Франсиско Моралес пребывал в сквернейшем расположении духа. Так случалось всегда, когда он вынужден был общаться с Эспирикуэтой, а в последнее время видеть его приходилось часто, то назначая дату осмотра земли, предоставленной тому в аренду девятнадцать лет назад, то выдавая семена для сезонных посадок, то новый ящик патронов для маузера, а то и просто любезно осведомляясь о здоровье детей. Франсиско хоть убей не знал, чем занять и куда приткнуть этого пеона, который делался все более замкнутым и молчаливым.

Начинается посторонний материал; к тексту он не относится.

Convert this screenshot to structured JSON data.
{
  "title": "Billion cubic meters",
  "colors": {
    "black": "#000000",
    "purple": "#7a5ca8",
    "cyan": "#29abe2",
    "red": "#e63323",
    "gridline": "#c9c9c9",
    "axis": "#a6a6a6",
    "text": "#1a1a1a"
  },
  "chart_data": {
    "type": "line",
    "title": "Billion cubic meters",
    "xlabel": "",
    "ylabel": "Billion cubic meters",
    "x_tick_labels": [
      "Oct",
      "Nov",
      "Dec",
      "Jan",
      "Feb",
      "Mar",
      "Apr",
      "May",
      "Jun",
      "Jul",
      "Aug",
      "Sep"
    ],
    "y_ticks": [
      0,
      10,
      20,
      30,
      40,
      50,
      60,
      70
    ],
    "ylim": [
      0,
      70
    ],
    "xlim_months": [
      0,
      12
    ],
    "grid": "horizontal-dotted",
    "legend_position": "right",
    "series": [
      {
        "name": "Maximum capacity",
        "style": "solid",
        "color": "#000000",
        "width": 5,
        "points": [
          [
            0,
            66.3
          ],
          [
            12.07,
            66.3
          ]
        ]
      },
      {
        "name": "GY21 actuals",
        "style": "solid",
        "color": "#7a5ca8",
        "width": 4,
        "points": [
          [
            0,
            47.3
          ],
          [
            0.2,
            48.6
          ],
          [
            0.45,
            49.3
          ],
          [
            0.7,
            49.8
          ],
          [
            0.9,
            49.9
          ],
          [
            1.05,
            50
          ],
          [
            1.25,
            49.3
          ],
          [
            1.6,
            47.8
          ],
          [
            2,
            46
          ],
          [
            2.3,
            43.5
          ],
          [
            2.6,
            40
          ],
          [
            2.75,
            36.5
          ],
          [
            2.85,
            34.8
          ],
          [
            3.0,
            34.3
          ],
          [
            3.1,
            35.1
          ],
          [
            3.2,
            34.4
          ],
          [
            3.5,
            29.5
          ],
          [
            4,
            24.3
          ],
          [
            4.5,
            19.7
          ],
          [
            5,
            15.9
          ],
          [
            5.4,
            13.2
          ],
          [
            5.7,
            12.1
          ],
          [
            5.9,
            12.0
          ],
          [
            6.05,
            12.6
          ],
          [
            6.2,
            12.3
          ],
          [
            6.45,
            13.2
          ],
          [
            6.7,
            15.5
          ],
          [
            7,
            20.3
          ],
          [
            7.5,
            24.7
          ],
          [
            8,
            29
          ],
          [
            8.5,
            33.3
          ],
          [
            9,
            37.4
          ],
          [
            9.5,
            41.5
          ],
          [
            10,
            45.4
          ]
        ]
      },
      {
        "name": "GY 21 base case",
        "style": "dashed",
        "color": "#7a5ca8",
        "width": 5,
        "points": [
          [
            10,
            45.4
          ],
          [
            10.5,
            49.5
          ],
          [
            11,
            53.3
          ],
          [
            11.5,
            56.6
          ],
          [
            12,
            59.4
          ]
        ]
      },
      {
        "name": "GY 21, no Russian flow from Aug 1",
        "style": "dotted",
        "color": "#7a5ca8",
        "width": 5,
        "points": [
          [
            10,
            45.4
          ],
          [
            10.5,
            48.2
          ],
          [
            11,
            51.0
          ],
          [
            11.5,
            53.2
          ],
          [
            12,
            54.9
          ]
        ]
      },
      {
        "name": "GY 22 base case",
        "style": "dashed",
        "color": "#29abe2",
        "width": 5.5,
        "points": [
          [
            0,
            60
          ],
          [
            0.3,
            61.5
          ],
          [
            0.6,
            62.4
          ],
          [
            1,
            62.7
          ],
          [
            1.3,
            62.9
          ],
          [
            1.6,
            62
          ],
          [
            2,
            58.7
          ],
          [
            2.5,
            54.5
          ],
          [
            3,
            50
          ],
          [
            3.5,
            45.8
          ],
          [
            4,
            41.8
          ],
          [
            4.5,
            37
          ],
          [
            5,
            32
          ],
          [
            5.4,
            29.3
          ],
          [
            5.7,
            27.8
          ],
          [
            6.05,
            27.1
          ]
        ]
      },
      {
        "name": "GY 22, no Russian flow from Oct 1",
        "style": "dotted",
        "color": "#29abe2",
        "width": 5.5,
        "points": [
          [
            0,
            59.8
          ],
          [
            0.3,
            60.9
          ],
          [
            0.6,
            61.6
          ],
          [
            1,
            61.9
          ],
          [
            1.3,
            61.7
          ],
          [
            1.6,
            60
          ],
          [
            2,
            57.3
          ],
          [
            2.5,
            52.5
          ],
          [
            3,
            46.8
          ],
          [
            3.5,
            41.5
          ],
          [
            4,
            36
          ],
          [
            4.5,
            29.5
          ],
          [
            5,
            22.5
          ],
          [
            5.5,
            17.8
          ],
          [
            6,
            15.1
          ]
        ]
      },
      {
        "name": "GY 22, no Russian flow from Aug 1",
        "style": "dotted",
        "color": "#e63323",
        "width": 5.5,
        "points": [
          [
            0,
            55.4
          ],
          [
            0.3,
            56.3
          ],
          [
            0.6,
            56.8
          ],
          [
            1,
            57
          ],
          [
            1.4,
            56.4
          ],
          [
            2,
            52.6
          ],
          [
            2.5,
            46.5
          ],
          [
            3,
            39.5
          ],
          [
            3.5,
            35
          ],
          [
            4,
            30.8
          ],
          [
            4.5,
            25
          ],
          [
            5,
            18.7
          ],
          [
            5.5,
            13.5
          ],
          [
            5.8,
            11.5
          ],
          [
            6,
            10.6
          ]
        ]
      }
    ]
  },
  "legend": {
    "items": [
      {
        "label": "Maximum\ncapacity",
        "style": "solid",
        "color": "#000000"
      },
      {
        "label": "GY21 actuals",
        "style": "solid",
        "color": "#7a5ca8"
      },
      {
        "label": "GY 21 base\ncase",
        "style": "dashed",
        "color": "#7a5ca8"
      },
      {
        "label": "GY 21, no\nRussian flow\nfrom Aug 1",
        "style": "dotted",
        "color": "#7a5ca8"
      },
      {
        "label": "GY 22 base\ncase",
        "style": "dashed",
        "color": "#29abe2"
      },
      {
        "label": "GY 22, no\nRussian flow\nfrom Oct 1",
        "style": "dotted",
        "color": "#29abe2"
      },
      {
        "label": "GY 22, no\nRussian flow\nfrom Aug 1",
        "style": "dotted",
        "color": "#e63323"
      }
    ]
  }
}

Эспирикуэта долго тянул с осмотром своей земли, который Франсиско обычно проводил на всех без исключения принадлежавших ему владениях, отданных в аренду батракам, чтобы выяснить, как сделать ее более продуктивной. Если Эспирикуэта и отвечал на какой-то вопрос, то делал это сквозь зубы, понурив голову, не глядя в глаза хозяину, как мужчина мужчине.
Столько лет, проведенных в здешних местах, никак не отразились на этом южанине. Земля, которую занимал Эспирикуэта, была единственным участком Амистад, не засаженным апельсинами, потому что тот категорически отказывался осваивать новое. Франсиско не понимал причину такого упорства: выращивание маиса не приносило хороших урожаев. Иногда Франсиско казалось, что тот и вовсе махнул рукой на работу, но, когда он наносил Эспирикуэте внезапный визит, неизменно обнаруживал его сына – как его звали, Франсиско так и не запомнил, – который пахал в поте лица или же поливал посадки.
И все-таки урожай, который семья Эспирикуэта снимала на своем участке, никогда не был хорошим. Его не хватало на выплату ренты по договору, подписанному в 1910 году. И сейчас терпение Франсиско подошло к концу. Вначале из жалости, затем из желания, чтобы кто-то обрабатывал землю и она не пустовала, он старался не обращать внимания на подобную бесхозяйственность, но настало время положить этому конец. Он полагал, что ему удалось отвадить аграриев от своих земель, однако они были не единственной угрозой семейной собственности: существовали также и кабинетные аграрии, которые без устали присылали чиновников с требованием еще и еще раз провести ревизию всех принадлежавших ему плантаций, проверить акты собственности и законные основания отчуждения участков, которые он много лет назад передал в пользование доверенным друзьям.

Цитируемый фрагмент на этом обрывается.